Chicago homeless shelter ready for weekend as bitter temps arrive

CHICAGO (FOX 32 News) - Best way to keep warm is to stay inside, turn up the thermostat or throw another log on the fire. But not everyone can do that. 

There are many homeless men and women on Chicago’s streets who once bravely served our nation. However, now they’re living in tents and braving the cold.

The waiting line of men, women and children looking to escape the cold outside the Pacific Garden Mission is expected to grow as weekend temperatures are set to reach dangerously low levels.

“We'll probably see numbers over a thousand in the building at night. People are going to come in with frostbite, all different types of afflictions. They'll be driven in by the cold,” said Stephen Welsch of Pacific Garden Mission.

Among those driven in by the cold will be a growing number of our nation's veterans, many of whom you might not recognize if you saw them

“I want to challenge the physical visual stereotype people have about the homeless veteran...it's typically a 60 year old Vietnam era veteran who is pushing a shopping cart around in a long dirty trenchcoat with serious mental health issues,” said Nancy Hughes Moyer, President and CEO of Volunteers of America Illinois.

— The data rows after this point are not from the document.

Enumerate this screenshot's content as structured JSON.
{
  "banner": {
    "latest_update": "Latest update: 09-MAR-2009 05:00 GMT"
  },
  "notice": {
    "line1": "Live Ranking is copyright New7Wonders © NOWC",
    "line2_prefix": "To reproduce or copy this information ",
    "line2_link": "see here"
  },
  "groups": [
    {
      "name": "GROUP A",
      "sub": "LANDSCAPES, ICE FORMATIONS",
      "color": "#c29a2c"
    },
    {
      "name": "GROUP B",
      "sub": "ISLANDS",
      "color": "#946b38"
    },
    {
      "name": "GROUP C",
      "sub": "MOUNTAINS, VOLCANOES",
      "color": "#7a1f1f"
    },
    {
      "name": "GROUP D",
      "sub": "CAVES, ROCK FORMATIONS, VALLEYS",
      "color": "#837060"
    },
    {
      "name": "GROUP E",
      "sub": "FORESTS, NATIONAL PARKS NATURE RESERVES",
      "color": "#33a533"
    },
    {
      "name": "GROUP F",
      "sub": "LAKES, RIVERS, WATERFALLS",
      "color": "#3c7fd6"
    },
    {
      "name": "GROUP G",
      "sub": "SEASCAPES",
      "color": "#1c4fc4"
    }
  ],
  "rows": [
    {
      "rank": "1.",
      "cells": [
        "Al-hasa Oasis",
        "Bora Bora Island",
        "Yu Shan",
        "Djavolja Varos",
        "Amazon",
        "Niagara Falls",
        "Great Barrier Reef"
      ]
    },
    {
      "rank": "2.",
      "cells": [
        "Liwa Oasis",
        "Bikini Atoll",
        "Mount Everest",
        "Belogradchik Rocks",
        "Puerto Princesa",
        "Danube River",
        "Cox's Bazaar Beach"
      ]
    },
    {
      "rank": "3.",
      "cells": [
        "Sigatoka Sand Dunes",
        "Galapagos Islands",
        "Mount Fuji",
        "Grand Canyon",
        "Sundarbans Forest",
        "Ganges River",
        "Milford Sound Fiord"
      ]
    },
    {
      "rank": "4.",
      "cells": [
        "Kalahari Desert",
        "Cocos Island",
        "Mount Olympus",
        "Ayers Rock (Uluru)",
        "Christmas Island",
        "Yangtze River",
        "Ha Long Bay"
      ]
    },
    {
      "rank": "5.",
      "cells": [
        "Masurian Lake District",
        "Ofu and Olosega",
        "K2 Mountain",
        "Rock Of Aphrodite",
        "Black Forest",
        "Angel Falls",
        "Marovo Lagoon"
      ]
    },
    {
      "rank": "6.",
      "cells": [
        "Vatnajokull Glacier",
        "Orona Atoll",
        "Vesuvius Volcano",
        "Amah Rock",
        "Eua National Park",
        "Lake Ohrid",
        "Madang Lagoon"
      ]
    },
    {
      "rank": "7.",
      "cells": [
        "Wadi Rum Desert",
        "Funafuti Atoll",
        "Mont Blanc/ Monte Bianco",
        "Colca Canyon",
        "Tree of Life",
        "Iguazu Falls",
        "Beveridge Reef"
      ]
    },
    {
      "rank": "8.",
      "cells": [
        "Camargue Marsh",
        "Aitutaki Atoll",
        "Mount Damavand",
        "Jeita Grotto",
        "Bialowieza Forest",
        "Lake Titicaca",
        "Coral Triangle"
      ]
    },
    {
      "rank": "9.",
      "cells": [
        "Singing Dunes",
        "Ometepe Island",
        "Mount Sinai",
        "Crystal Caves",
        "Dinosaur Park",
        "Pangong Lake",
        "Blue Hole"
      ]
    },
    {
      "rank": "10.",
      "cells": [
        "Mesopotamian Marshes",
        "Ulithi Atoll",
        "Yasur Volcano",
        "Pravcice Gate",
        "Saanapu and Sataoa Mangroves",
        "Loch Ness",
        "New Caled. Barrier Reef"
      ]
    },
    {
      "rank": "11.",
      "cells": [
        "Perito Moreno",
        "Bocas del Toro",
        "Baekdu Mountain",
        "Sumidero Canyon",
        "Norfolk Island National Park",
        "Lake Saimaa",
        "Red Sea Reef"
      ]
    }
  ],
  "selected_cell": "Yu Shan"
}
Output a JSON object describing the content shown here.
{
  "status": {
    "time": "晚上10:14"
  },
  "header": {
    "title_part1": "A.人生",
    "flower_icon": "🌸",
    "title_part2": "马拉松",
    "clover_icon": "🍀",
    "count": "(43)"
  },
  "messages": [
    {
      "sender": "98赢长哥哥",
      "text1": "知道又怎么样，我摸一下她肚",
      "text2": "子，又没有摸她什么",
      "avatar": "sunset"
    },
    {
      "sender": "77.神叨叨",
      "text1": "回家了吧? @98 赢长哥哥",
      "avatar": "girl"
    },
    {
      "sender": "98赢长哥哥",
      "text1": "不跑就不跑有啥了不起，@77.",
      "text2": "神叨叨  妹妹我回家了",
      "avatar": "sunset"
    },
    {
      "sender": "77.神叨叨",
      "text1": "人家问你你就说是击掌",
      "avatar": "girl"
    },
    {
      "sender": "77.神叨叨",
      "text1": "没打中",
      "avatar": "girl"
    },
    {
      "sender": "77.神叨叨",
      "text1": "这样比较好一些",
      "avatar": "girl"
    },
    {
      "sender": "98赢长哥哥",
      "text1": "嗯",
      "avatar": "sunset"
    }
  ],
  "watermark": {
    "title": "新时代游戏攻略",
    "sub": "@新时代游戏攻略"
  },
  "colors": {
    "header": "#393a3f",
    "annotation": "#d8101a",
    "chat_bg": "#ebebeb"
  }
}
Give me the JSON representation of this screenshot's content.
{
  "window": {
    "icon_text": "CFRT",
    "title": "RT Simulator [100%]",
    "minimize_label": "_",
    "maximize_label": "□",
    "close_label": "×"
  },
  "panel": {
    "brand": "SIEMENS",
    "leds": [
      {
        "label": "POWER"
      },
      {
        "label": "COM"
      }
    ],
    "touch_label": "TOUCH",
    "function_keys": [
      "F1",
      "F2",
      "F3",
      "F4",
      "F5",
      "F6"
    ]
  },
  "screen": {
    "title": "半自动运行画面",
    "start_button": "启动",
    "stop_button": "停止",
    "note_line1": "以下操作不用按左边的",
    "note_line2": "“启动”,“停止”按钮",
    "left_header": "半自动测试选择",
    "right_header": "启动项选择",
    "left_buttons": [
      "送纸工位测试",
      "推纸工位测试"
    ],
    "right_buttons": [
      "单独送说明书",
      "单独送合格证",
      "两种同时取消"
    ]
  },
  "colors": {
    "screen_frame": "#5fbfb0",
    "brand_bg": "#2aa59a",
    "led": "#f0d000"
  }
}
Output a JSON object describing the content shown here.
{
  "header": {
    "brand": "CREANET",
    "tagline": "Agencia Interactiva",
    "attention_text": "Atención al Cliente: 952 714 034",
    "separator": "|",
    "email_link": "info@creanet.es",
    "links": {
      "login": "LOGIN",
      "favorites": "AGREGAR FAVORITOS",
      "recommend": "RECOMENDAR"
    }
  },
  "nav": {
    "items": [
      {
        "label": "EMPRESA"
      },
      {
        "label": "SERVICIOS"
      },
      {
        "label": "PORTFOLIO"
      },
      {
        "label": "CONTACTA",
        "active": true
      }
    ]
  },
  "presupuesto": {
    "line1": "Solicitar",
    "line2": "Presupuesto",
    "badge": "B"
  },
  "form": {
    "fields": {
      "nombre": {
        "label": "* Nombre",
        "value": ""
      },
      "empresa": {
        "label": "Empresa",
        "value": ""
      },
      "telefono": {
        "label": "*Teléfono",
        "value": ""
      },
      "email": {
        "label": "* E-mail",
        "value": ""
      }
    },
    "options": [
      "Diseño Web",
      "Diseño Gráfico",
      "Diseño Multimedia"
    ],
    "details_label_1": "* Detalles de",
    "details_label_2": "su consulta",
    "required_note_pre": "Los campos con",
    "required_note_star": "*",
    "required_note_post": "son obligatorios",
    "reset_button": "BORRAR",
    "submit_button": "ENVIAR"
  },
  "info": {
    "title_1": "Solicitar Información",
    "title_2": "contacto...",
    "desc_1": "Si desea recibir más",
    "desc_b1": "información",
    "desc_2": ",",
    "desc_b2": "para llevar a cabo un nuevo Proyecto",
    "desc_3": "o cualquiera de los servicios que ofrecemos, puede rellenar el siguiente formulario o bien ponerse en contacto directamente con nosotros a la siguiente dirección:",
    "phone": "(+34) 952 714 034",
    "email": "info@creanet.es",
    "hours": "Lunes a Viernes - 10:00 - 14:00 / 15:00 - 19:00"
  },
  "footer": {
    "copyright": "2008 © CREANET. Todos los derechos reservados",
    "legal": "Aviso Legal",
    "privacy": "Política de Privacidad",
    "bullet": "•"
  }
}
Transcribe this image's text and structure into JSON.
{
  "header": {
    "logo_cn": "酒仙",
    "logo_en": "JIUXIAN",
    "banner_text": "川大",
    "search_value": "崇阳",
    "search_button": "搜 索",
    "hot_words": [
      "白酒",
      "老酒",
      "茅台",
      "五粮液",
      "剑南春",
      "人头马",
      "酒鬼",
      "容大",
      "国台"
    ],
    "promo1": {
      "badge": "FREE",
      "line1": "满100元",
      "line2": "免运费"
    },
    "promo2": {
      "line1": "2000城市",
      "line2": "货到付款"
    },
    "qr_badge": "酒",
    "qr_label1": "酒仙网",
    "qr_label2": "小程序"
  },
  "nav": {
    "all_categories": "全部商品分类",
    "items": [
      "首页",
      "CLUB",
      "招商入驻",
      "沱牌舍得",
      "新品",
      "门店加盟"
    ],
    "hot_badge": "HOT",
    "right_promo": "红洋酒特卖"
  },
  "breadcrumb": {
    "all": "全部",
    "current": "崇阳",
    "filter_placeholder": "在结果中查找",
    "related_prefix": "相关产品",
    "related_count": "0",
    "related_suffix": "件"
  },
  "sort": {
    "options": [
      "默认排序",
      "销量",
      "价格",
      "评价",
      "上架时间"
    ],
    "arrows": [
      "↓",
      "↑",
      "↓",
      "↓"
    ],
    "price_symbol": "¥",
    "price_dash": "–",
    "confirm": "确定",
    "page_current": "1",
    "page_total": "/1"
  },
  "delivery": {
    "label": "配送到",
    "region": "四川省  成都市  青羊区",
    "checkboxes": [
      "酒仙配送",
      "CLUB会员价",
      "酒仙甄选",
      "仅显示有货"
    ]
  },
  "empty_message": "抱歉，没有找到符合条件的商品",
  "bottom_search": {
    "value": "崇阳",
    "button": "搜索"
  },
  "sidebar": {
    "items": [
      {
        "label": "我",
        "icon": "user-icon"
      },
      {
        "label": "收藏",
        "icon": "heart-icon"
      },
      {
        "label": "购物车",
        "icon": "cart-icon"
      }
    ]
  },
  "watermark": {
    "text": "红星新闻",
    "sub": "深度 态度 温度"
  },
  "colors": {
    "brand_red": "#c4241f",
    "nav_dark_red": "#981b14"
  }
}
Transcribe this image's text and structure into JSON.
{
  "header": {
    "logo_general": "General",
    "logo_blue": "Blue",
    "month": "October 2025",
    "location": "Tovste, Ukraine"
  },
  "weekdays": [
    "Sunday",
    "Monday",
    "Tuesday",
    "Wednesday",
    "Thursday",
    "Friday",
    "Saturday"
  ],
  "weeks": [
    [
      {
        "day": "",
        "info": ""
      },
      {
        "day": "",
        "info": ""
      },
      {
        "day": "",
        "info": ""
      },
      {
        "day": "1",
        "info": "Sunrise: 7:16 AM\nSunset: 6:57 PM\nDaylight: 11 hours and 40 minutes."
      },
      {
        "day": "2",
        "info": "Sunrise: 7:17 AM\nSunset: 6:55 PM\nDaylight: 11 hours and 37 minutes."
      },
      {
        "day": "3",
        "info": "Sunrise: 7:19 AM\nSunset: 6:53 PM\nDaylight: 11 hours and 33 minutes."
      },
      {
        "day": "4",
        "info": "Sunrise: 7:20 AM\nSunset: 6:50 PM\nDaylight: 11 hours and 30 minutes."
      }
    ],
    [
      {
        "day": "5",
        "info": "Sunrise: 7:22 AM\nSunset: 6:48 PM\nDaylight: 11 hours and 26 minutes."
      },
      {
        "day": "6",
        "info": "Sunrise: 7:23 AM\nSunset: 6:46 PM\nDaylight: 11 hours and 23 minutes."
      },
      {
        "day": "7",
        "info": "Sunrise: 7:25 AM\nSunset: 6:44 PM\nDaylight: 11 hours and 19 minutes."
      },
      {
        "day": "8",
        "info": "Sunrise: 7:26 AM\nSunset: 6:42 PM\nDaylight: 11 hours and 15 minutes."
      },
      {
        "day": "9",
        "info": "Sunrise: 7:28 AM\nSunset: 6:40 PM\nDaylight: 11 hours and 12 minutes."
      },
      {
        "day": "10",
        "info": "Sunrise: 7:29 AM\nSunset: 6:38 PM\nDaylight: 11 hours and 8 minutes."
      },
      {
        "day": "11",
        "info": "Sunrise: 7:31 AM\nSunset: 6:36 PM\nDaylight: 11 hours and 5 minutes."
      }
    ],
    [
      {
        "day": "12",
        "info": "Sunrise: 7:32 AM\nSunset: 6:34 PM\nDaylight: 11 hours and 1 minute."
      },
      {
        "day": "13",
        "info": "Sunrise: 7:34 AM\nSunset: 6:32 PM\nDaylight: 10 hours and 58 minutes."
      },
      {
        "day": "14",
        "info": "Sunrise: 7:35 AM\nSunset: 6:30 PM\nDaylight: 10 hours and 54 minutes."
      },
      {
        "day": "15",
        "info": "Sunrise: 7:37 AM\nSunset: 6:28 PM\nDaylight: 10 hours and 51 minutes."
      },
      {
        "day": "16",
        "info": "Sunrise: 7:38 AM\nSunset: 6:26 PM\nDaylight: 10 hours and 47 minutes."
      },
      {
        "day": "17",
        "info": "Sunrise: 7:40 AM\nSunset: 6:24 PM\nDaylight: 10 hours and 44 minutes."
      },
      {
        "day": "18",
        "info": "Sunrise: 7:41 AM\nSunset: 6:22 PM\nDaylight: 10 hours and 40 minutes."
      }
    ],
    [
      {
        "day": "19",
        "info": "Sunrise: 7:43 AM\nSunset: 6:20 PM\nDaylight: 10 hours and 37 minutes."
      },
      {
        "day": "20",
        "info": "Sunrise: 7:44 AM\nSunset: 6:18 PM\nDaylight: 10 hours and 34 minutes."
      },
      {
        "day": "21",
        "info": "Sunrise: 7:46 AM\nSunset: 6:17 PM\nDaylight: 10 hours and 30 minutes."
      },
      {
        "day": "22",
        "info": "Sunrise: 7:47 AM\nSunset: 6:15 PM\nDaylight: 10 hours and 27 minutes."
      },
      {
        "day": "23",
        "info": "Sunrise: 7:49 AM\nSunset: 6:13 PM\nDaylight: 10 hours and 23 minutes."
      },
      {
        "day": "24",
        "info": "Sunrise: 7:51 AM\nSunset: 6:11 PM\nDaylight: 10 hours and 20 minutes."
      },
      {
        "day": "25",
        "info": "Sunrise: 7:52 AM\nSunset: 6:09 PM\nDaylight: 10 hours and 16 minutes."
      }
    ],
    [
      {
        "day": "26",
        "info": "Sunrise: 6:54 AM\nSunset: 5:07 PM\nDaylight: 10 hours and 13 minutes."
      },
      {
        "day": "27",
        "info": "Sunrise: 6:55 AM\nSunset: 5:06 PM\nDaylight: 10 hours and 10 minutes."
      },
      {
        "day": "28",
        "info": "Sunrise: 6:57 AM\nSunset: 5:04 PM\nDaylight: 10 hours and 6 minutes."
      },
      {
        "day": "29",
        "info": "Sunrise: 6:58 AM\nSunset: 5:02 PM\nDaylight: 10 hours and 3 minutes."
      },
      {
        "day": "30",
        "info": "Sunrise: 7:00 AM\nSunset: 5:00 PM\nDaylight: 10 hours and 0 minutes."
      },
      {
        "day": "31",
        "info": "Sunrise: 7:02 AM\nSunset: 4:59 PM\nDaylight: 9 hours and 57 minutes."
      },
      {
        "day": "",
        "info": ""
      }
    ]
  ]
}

Michael Desmond is a former marine and a specialist at volunteers of America in Chicago. He says that for veterans, every road to homelessness in unique

“Each veteran has their story…we like to lump people in a lot of categories…when you meet one veteran you harr their story, you are hearing (just) one veteran's story,” Desmond said.

The good news is there are a growing number of homes being built in Chicago so that no veteran ever has to be without a place of their own. The problem is getting to the homeless veterans we can't see

“They're parked in vans and in very old cars in parking lots somewhere where during the day by going to McDonalds and going to the library, they can look like they're blending in with everybody else.”

Every two years volunteers physically count the number of homeless people in Chicago. The headcount is key to getting federal funding.

By the way, the next count is this coming Tuesday the 26th.